Kinde kabilesinin reislerinden Eş’as b. Kays, Esma bt. Nu’mân’ın Resûlullah’tan Allah’a sığınma haberini alınca, ” Ya Resûlallah! Bu olay seni üzmesin, seni güzellik bakımından bir benzeri daha olmayan biriryle evlendireyim mi?” diye sorunca Resûlullah (sas), ” O kimdir?” diye sordu. Eş’as, ” Kız kardeşim Kuteyle” dedi. Bunun Üzerine Resûlullah (sas), ” Onu eş olarak aldım.” dedi. Eş’as Hadremevt’e gitti. Onu alıp Yemen’den yola çıkınca Resûlullah’ın (sas) vefat haberi geldi. Eş’as kız kardeşiyle beraber memleketine geri döndü. Daha sonra kendisi ve kız kardeşim irtidat etti. Kuyetle’nin irtidat etmesiyle nikah bozuldu. Onunda Kays b. Mekşûh ya da İkrime b. Ebû Cehil evlendiği hakkında farklı rivayetler vardır. Her ikisinin Hz. Ebû Bekir döneminde yeniden müslüman oldukları rivayeti de mevcutttur.

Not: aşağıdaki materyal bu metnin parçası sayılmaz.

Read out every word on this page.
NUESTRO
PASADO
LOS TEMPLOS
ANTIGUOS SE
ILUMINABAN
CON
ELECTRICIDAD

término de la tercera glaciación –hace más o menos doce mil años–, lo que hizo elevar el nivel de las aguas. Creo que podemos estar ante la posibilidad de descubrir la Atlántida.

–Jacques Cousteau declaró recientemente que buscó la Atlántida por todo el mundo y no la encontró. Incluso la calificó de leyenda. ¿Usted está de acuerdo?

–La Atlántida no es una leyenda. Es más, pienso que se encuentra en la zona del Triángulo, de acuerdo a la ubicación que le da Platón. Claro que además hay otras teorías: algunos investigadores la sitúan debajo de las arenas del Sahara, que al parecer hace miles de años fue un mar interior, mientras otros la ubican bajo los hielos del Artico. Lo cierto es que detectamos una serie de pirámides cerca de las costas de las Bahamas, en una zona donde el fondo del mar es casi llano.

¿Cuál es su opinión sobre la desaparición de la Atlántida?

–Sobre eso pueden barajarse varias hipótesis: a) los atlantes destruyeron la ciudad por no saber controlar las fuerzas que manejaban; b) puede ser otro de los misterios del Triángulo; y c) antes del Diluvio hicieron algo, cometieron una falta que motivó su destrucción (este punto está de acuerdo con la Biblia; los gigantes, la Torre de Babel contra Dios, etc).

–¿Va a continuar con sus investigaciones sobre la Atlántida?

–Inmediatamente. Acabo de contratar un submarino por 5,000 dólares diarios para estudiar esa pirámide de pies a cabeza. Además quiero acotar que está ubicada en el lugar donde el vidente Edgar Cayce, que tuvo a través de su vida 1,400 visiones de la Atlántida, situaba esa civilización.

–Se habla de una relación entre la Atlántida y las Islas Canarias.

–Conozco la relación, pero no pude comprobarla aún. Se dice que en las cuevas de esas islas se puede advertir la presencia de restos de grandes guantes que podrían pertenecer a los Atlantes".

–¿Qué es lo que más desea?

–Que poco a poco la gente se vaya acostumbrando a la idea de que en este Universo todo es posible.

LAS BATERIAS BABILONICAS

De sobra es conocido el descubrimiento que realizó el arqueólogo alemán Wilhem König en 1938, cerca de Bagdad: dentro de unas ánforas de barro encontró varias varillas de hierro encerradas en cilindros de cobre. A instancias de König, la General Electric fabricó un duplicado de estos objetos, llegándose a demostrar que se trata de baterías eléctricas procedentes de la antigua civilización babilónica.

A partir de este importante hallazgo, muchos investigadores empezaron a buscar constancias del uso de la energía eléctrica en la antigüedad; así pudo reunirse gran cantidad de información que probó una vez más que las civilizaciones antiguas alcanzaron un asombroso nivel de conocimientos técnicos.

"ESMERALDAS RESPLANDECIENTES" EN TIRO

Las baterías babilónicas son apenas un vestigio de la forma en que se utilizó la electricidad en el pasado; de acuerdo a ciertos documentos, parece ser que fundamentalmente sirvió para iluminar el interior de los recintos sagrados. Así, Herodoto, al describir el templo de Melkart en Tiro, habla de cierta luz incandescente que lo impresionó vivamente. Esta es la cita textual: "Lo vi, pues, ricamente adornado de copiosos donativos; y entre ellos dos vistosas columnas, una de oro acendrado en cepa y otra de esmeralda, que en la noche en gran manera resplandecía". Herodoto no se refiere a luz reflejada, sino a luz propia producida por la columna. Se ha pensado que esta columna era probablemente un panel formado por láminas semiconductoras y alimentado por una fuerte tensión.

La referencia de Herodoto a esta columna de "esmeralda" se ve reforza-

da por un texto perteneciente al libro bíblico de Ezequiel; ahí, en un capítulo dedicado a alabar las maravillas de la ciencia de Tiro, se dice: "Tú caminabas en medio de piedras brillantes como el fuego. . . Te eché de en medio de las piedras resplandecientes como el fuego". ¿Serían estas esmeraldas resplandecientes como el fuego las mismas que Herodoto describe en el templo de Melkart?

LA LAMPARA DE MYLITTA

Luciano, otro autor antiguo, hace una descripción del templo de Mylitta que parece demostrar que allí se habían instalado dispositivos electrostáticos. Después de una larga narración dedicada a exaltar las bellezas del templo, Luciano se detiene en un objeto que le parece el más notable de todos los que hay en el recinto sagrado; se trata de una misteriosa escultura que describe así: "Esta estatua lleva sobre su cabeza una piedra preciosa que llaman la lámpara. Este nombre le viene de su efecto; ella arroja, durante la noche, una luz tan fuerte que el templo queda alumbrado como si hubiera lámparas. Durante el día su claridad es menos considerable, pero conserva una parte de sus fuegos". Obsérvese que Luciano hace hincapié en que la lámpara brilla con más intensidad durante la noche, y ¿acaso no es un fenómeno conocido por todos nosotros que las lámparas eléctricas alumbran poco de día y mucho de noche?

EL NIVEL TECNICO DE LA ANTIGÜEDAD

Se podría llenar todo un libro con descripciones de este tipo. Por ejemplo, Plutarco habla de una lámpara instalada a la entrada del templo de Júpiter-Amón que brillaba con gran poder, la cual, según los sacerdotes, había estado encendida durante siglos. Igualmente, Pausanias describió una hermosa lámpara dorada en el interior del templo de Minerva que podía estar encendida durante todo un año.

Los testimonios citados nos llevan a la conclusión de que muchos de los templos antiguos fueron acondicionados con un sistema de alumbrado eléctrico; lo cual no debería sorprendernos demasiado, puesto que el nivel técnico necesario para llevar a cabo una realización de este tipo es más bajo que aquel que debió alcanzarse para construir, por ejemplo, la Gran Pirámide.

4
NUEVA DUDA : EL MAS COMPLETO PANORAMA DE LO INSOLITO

Müleyke bt. Ka’b el- Leysîyye

Resûlullah (sas) insanların güzelliği hakkında konuştuğu Müleyke bt, Kâ‘b ile evlendi. Aişe, bu kadının yanına girip, ” Babanın katiliyle evlenmekten utanmıyor musun? deyince kadın Resûlullah’tan Allah’a sığındı. Bundan dolayı Resûlullah (sas) kadını boşadı. Kadının yakınları Resûlullah’a (sas) gelip, “Ya Resûlallah! O daha yaşı küçük biridir. Bunu anlamış da değildir. ve kandırılmıştır. Onu nikahına geri al.” dediklerinde Resûlullah (sas) buna yanaşmadı. Bunun üzerine onlar da kızı Uzreoğullarından bir akrabasıyla evlenmesi için izin vermesini istediklerinde Resûlullah (sas) izin verdi. O da kabilesinden biriyle evlendi. Bu kızın babası Mekke’nin fethinde öldürülmüştü. Halid b. Velid onu Handame mevkiinde öldürmüştü.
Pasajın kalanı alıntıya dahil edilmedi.